Multicentric recurrence of intraductal papillary neoplasm of bile duct after spontaneous detachment of primary tumor: A case report.

Background: Intraductal papillary neoplasm of the bile duct (IPNB) rarely recurs in a multicentric manner. We encountered a patient with multiple recurrences of the gastric subtype of IPNB one year after spontaneous detachment of the primary tumor during peroral cholangioscopy (POCS).

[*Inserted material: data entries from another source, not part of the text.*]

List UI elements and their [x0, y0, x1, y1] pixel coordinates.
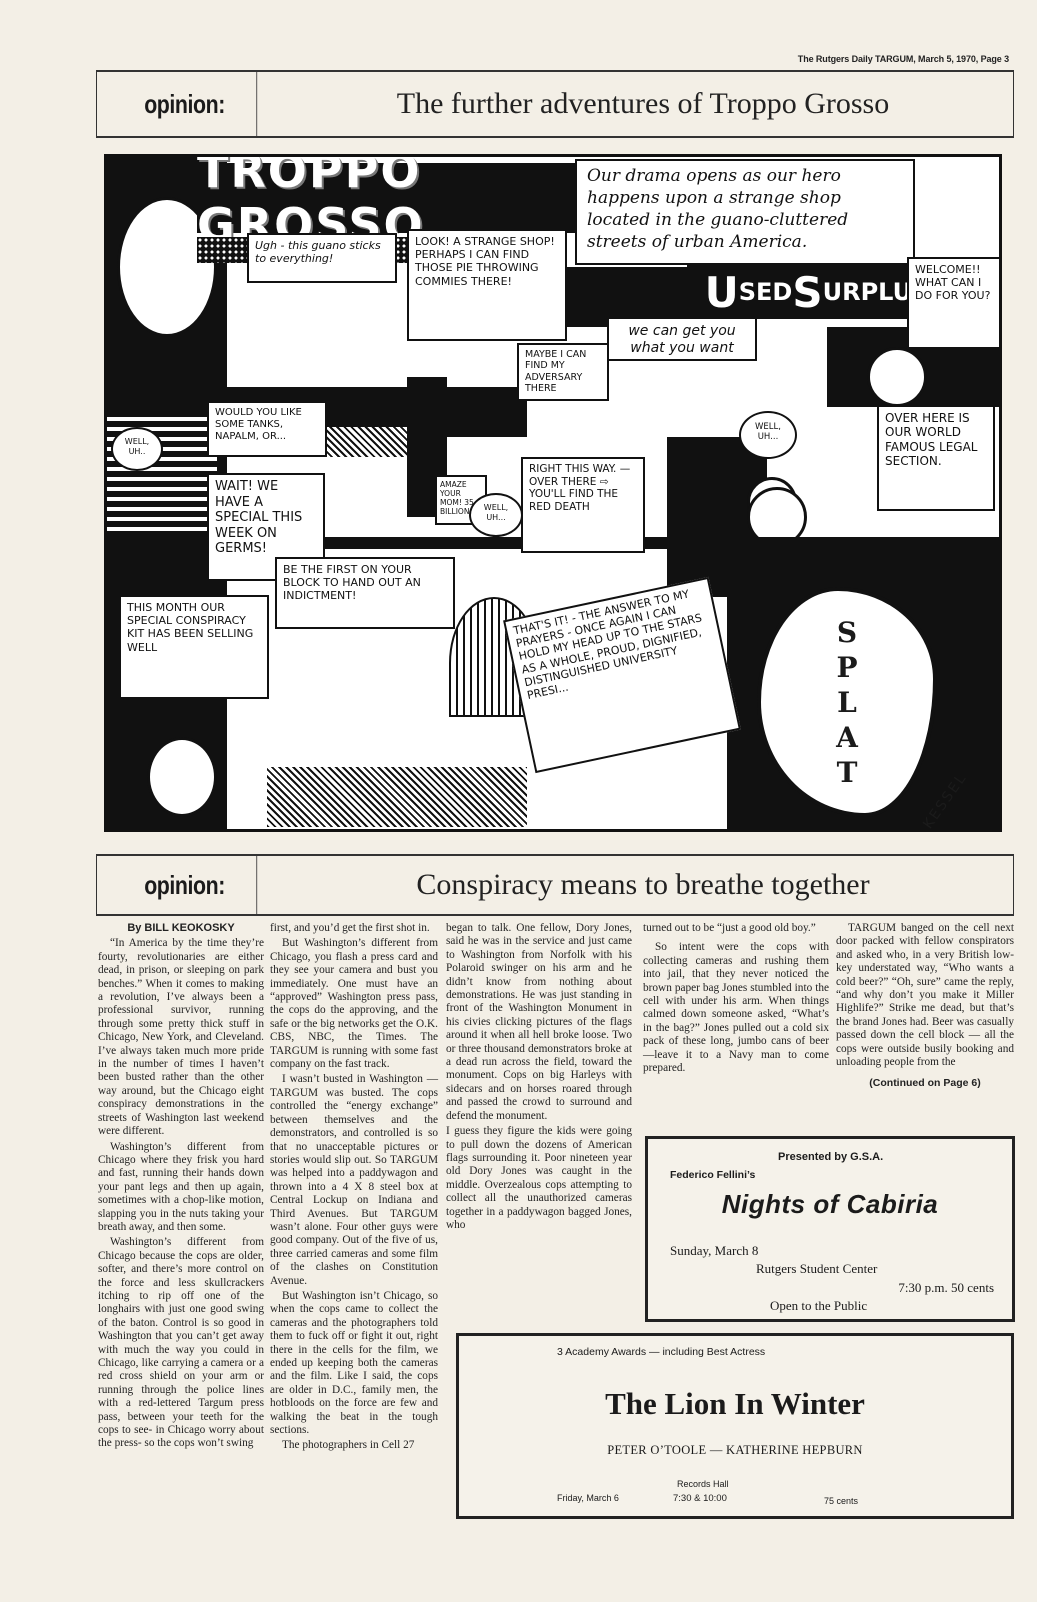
comic-masthead: TROPPO GROSSO: [197, 163, 597, 233]
section-label: opinion:: [113, 72, 257, 136]
speech-bubble-be-the-first: BE THE FIRST ON YOUR BLOCK TO HAND OUT A…: [275, 557, 455, 629]
speech-bubble-maybe: MAYBE I CAN FIND MY ADVERSARY THERE: [517, 343, 609, 401]
paragraph: But Washington isn’t Chicago, so when th…: [270, 1290, 438, 1437]
speech-bubble-look: LOOK! A STRANGE SHOP! PERHAPS I CAN FIND…: [407, 229, 567, 341]
article-column-3: began to talk. One fellow, Dory Jones, s…: [446, 922, 632, 1234]
continued-on-page-link[interactable]: (Continued on Page 6): [836, 1077, 1014, 1090]
speech-bubble-welcome: WELCOME!! WHAT CAN I DO FOR YOU?: [907, 257, 1002, 349]
ad-venue: Records Hall: [677, 1479, 729, 1489]
paragraph: But Washington’s different from Chicago,…: [270, 937, 438, 1071]
ad-stars: PETER O’TOOLE — KATHERINE HEPBURN: [459, 1443, 1011, 1458]
ad-presenter: Presented by G.S.A.: [778, 1151, 883, 1163]
paragraph: Washington’s different from Chicago wher…: [98, 1141, 264, 1235]
narration-caption: Our drama opens as our hero happens upon…: [575, 159, 915, 265]
speech-bubble-guano: Ugh - this guano sticks to everything!: [247, 233, 397, 283]
headline: Conspiracy means to breathe together: [273, 868, 1013, 902]
article-column-2: first, and you’d get the first shot in. …: [270, 922, 438, 1455]
speech-bubble-well-uh-1: WELL, UH..: [111, 427, 163, 471]
ad-price: 75 cents: [824, 1496, 858, 1506]
paragraph: Washington’s different from Chicago beca…: [98, 1236, 264, 1451]
speech-bubble-would-you-like: WOULD YOU LIKE SOME TANKS, NAPALM, OR...: [207, 401, 327, 457]
paragraph: The photographers in Cell 27: [270, 1439, 438, 1452]
ad-time-price: 7:30 p.m. 50 cents: [898, 1280, 994, 1296]
speech-bubble-well-uh-2: WELL, UH...: [469, 493, 523, 537]
paragraph: began to talk. One fellow, Dory Jones, s…: [446, 922, 632, 1123]
ad-date: Friday, March 6: [557, 1493, 619, 1503]
capitol-steps: [267, 767, 527, 827]
speech-bubble-over-here: OVER HERE IS OUR WORLD FAMOUS LEGAL SECT…: [877, 405, 995, 511]
speech-bubble-this-month: THIS MONTH OUR SPECIAL CONSPIRACY KIT HA…: [119, 595, 269, 699]
article-column-4: turned out to be “just a good old boy.” …: [643, 922, 829, 1077]
ad-lion-in-winter: 3 Academy Awards — including Best Actres…: [456, 1333, 1014, 1519]
monster-face-icon: [147, 737, 217, 817]
ad-admission: Open to the Public: [770, 1298, 867, 1314]
section-label: opinion:: [113, 856, 257, 914]
ad-director: Federico Fellini’s: [670, 1169, 755, 1181]
speech-bubble-we-can-get: we can get you what you want: [607, 317, 757, 361]
speech-bubble-well-uh-3: WELL, UH...: [739, 411, 797, 459]
uncle-sam-face-icon: [867, 347, 927, 407]
speech-bubble-right-this-way: RIGHT THIS WAY. — OVER THERE ⇨ YOU'LL FI…: [521, 457, 645, 553]
ad-film-title: Nights of Cabiria: [648, 1189, 1012, 1220]
opinion-header-comic: opinion: The further adventures of Tropp…: [96, 70, 1014, 138]
paragraph: first, and you’d get the first shot in.: [270, 922, 438, 935]
ad-nights-of-cabiria: Presented by G.S.A. Federico Fellini’s N…: [645, 1136, 1015, 1322]
paragraph: turned out to be “just a good old boy.”: [643, 922, 829, 935]
opinion-header-article: opinion: Conspiracy means to breathe tog…: [96, 854, 1014, 916]
byline: By BILL KEOKOSKY: [98, 922, 264, 935]
paragraph: TARGUM banged on the cell next door pack…: [836, 922, 1014, 1069]
ad-film-title: The Lion In Winter: [459, 1386, 1011, 1422]
paragraph: So intent were the cops with collecting …: [643, 941, 829, 1075]
ad-tagline: 3 Academy Awards — including Best Actres…: [557, 1346, 765, 1358]
paragraph: “In America by the time they’re fourty, …: [98, 937, 264, 1138]
ad-date: Sunday, March 8: [670, 1243, 758, 1259]
ad-venue: Rutgers Student Center: [756, 1261, 877, 1277]
paragraph: I wasn’t busted in Washington — TARGUM w…: [270, 1073, 438, 1288]
headline: The further adventures of Troppo Grosso: [273, 87, 1013, 121]
paragraph: I guess they figure the kids were going …: [446, 1125, 632, 1232]
editorial-cartoon: TROPPO GROSSO U SED S URPLUS S P L A T O…: [104, 154, 1002, 832]
article-column-5: TARGUM banged on the cell next door pack…: [836, 922, 1014, 1093]
article-column-1: By BILL KEOKOSKY “In America by the time…: [98, 922, 264, 1453]
speech-bubble-thats-it: THAT'S IT! - THE ANSWER TO MY PRAYERS - …: [503, 577, 741, 773]
ad-times: 7:30 & 10:00: [673, 1493, 727, 1504]
page-folio: The Rutgers Daily TARGUM, March 5, 1970,…: [798, 54, 1009, 64]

Case Summary: A 68-year-old woman on maintenance hemodialysis because of lupus nephritis had several cardiovascular diseases and a pancreatic intraductal papillary mucinous neoplasm (IPMN). She was referred to our department for dilation of the common bile duct (CBD) and a tumor in the lumen, detected using ultrasonography. She had no complaints, and blood tests of hepatobiliary enzymes were normal. Magnetic resonance cholangiopancreatography (MRCP) showed a papillary tumor in the CBD with a filling defect detected using endoscopic retrograde cholangiography (ERC). Intraductal ultrasonography revealed a papillary tumor and stalk at the CBD. During POCS, the tumor spontaneously detached with its stalk into the CBD. Pathology showed low-intermediate nuclear atypia of the gastric subtype of IPNB. After 1 year, follow-up MRCP showed multiple tumors distributed from the left hepatic duct to the CBD. ERC and POCS showed multicentric tumors. She was alive without hepatobiliary symptoms at least two years after initial diagnosis of IPNB.

Conclusion: The patient experienced gastric subtype of IPNB without curative resection. Observation may be reasonable for patients with this subtype.